Fear is by far one of the most hindering obstacles and mountains in a person's life. Understandably so there are fears that have perfectly good reasons behind them and should exist; however, there are many other fears that are simply just excuses not to look beyond the mountain and see exactly what you can be as a person.
I have had a really hard time figuring out what I have genuinely feared about in life. Certainly I have lived through scary situations such as my abusive relationships and having my daughter removed from my custody for a year as a result. Of course I was also scared of being a single mom of two young babies and didn't believe that I could do it. But in my opinion, none of those scares were ever fears and to be perfectly honest I see having fears and being scared as two totally different things. The more I reflect I can tell you what I do fear
1.) Not making it in this world financially
2.) Never having the courage to be confident and just be myself
3.) Being single forever (yes, that falls under the category of fear)

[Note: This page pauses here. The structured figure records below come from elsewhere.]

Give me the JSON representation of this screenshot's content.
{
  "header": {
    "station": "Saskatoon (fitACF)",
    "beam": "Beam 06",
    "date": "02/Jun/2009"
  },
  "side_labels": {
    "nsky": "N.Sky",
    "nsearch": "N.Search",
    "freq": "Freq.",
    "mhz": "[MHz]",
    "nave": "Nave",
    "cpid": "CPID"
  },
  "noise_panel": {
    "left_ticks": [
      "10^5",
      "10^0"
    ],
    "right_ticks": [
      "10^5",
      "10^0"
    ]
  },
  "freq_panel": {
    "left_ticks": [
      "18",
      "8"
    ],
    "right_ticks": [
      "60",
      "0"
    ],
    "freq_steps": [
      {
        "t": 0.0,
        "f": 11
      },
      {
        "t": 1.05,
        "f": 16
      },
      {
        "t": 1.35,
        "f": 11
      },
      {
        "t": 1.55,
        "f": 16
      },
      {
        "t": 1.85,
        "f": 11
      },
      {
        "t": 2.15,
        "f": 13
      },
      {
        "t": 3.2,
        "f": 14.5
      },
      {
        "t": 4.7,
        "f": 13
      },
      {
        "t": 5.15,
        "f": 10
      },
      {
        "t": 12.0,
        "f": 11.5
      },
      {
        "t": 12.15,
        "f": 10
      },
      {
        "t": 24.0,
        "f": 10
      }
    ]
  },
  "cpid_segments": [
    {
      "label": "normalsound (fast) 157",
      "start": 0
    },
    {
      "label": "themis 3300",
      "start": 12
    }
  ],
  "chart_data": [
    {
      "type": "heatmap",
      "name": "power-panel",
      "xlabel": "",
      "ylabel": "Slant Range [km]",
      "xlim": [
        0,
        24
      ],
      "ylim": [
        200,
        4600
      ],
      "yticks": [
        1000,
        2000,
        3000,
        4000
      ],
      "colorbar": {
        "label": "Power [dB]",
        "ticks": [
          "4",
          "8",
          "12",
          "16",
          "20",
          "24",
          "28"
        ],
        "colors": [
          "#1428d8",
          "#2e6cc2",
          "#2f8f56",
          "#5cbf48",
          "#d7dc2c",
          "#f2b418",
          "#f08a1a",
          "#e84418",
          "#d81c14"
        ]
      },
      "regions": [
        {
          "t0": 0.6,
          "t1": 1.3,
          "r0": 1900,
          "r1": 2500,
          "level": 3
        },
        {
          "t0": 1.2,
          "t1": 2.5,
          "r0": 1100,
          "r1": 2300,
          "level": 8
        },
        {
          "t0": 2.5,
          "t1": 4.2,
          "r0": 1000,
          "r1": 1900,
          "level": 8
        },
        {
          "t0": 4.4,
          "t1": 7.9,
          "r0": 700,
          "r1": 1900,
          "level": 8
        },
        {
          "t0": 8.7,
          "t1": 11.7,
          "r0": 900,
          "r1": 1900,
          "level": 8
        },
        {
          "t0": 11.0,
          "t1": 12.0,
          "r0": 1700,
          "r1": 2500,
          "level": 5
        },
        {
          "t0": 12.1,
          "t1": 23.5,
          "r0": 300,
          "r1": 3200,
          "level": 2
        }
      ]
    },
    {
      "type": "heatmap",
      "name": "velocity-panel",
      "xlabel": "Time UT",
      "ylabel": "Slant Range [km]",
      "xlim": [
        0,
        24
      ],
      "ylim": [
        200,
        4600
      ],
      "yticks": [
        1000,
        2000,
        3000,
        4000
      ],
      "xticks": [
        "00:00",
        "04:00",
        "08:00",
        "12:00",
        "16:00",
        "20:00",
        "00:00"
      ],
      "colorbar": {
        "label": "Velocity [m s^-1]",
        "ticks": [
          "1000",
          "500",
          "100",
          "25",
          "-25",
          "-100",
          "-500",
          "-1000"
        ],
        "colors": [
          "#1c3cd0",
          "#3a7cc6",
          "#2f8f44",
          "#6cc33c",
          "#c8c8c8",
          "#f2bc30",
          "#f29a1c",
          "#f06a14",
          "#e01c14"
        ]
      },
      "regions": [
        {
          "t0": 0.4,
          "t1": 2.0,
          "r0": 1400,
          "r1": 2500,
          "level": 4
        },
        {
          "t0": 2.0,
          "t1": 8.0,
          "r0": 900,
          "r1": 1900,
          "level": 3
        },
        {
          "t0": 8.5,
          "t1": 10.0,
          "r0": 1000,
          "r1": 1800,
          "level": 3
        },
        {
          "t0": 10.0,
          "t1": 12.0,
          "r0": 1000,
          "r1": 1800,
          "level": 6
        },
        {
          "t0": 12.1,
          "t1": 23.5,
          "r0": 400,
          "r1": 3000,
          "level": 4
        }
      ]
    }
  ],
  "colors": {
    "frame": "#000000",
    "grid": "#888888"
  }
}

4.) Not ever having the courage and belief in myself to let doubts be gone and accept myself for who I am and to realize that I can do anything that I set my mind to.
These fears can be an anchor in a person's life and absolutely they have been some in mine. These fears are just the start of the cycle that happens internally which ultimately leads to anxiety and break downs. These four fears are some things that I have decided to really give some time and energy to work on because I believe once these fears have been conquered that it will indeed be a beautiful thing and that I can become aware and accepting of it, thus I will be able to be able to say that I made it to the other side of those fears and have came out on the other side wondering why I had worries and fears in the first place.
I am naturally afraid of having bad spending and financial habits, I am also afraid of not being accepted for who I am rather than have people base their decisions on what I have done, I am afraid of not having a healthy companionship and marriage one day, I am also afraid of living my life without ever having the opportunity to look in the mirror and say "wow you really are beautiful".
It is because of these fears that I choose to simply continue on living my life and attack these issues head on and do something about them. Not letting them hinder me in anyway but providing awesome stepping stones to making me a better person with a stronger and more confident head on my shoulders.
I rarely become afraid of anything, but I become anxious in everything. It is through anxiety that I can come through to the other side and see the blessings that I couldn't see in the midst of a panic attack or other mindful journey that ultimately led me to the middle of no where. It's because I choose to ignore these fears and see myself afraid of anything that could get in my way that I can stand and stay, yes that truly is beautiful that I am able to do that. Through this particular journey I really hope to be able to return back to myself and others and be able to proclaim that my fears have been erased and have been replaced with peace and acceptance of myself. My hope is that others will be able to do the same.